Certain EU regulations on food and agriculture continue to apply to NI during the ‘backstop’ period. Existing checks on animals and animal products moving from GB into NI will need to be scaled up. The Political Declaration states that provisions should be put in place to tackle sanitary and phytosanitary (animal and plant health) barriers to trade, that “build on and go beyond” WTO agreements.
Under the EU’s data protection framework, personal data can only be transferred to third countries (such as the UK when it leaves the EU) when an “adequate” level of protection is guaranteed. One option is for the European Commission to make an adequacy decision. The WA covers data processed or obtained before the end of the transition period or on the basis of the Agreement. EU data protection law would apply in the UK in respect of the processing of personal data of subjects outside the UK where the data was processed under EU law before the end of transition period or the data was processed after the end of the transition period. These rules would not apply if the processing was covered by an adequacy decision. If an adequacy decision ceased to apply, the UK would have to ensure its data processing was “essentially equivalent” to EU law.
The WA generally provides for a continuation of existing privileges and immunities for activities that took place before the end of the transition period.
The UK will be responsible for nuclear safeguards and there are provisions on ownership of materials and equipment in relation to third countries and Euratom Member States. The UK will keep assets in the UK but would purchase from Euratom any equipment and other property related to the provision of safeguards in the UK as it implements its own safeguards regime. The UK will continue to fulfil obligations with third countries and will continue to be responsible for its nuclear waste, even if it is on another Member State’s territory.
The transition period, also described as the ‘implementation period’ is meant to bridge the period between the date of the UK’s exit from the EU and the entry into force of the new, yet to be negotiated, UK-EU partnership arrangements. The transition will run until the end of December 2020, with the possibility of extension for up to two years. A decision on extension must be taken by 1 July 2020.
The UK will continue to apply EU law during the transition period, with a few exceptions, as if it were a Member State. But the UK will have no institutional representation and no role in decision-making. The EU institutions and other bodies, offices and agencies will continue to exercise their powers under EU law in relation to the UK. The CJEU will have jurisdiction in relation to the UK and to the interpretation and application of the Withdrawal Agreement.

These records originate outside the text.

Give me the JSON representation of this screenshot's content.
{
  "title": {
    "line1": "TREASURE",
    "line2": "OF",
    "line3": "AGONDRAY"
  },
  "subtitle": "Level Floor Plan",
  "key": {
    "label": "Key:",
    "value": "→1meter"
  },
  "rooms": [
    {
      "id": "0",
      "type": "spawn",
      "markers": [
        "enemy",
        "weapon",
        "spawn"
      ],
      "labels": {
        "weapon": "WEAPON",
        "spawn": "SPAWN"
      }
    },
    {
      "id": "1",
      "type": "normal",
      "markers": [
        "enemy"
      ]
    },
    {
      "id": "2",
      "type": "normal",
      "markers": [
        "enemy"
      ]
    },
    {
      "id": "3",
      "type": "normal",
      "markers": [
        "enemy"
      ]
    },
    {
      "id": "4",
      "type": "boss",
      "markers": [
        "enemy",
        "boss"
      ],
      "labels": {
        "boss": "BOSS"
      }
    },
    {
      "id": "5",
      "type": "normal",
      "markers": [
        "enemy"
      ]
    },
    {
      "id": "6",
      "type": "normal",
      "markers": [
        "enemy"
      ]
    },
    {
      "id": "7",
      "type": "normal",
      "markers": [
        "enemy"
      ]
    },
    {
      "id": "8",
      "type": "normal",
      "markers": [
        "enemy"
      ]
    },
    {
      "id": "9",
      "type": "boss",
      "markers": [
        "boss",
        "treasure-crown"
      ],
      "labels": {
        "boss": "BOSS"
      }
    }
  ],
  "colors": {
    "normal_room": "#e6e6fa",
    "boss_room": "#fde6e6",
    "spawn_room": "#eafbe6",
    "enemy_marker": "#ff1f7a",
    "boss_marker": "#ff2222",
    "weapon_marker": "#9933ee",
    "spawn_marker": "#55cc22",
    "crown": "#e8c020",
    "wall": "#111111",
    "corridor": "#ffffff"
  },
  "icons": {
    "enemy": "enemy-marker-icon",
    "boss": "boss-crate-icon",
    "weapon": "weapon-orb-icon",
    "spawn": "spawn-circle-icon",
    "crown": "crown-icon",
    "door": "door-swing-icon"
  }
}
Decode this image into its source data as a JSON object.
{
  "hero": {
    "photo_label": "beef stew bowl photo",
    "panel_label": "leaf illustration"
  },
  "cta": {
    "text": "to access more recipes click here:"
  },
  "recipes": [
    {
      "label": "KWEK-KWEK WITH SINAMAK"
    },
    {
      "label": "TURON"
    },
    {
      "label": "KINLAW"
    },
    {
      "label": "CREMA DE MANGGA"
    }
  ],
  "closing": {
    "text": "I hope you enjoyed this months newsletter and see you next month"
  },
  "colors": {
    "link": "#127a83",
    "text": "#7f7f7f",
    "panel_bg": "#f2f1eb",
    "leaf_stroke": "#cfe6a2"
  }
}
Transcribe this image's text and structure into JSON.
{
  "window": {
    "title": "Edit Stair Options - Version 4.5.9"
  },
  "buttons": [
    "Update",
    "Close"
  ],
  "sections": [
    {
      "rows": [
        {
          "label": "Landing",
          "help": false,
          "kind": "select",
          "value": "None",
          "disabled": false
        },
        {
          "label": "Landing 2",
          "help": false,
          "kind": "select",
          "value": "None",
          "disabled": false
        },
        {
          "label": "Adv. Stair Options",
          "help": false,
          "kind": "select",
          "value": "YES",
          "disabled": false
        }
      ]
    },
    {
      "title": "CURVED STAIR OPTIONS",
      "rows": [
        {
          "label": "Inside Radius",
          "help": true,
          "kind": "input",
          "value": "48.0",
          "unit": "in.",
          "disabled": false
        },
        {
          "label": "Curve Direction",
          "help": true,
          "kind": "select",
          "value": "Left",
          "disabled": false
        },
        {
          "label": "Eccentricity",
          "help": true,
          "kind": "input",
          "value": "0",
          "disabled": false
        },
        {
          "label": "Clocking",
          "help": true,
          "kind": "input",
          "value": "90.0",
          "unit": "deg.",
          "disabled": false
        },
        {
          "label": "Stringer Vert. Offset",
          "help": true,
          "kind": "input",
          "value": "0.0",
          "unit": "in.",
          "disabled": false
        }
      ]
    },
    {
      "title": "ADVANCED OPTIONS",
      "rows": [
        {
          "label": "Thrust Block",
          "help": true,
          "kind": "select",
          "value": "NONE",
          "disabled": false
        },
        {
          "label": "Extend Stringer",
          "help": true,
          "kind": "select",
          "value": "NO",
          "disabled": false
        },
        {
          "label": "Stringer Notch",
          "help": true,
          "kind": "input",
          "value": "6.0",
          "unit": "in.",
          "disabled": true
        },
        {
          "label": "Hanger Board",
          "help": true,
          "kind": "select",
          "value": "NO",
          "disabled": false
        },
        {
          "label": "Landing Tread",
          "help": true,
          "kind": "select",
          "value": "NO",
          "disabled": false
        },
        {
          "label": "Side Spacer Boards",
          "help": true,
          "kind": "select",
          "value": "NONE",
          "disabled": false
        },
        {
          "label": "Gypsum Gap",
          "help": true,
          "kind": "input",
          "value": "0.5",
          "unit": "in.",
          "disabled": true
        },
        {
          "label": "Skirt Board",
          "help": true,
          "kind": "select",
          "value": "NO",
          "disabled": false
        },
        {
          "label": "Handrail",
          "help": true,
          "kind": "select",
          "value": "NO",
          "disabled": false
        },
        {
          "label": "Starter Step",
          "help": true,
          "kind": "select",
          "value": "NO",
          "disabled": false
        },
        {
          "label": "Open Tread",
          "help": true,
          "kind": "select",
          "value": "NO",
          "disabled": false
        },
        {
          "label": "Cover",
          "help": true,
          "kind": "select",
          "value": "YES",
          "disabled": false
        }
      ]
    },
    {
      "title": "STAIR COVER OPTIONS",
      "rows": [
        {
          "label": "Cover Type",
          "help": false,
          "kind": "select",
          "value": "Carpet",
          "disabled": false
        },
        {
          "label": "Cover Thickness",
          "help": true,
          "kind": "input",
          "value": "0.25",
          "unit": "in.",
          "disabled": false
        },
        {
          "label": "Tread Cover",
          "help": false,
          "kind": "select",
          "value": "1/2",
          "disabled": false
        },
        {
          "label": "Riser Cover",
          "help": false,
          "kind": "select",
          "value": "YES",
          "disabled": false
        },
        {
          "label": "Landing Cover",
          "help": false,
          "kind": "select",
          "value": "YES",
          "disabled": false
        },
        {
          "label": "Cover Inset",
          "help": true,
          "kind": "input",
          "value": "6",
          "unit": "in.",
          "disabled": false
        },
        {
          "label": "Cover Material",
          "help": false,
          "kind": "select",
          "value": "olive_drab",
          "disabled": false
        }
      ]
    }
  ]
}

After the first round of withdrawal negotiations, the UK and EU set out an agreed approach to the financial settlement in the December 2017 Joint Report. The settlement sets out the financial commitments that will be covered, the methodology for calculating the UK’s share and the payment schedule. The withdrawal agreement turns the approach set out in this Report into legal text and provides for further negotiations on UK contributions to the EU budget if there is an extension of the transition period. Any extension would not impact on the financial settlement, which would continue as agreed.
Part six sets out the institutional arrangements underpinning the Agreement, and how disputes about the WA are to be resolved. The key changes to Part Six of the March draft relate to disputes regarding the agreement itself, which the Commission had originally proposed should be resolved by the CJEU if it could not be resolved in the Joint Committee. The November draft instead proposes in Article 170 that any disputes not resolved in the Joint Committee are taken to an independent arbitral tribunal, which will issue a binding decision regarding the dispute. However, where the dispute requires the interpretation of concepts or provisions of EU law, under Article 174 the tribunal is obliged to refer those to the CJEU for a binding interpretation of those concepts or provisions which the tribunal must then apply.
The NI Protocol, known as the ‘backstop’, is intended to be temporary and applies unless and until it is superseded by a future relations agreement, which the parties will try to achieve by 31 December 2020. The Protocol provides for the Common Travel Area and North-South cooperation to continue largely as they do today, as well as the Single Electricity Market (so some EU laws on wholesale electricity markets will continue to apply).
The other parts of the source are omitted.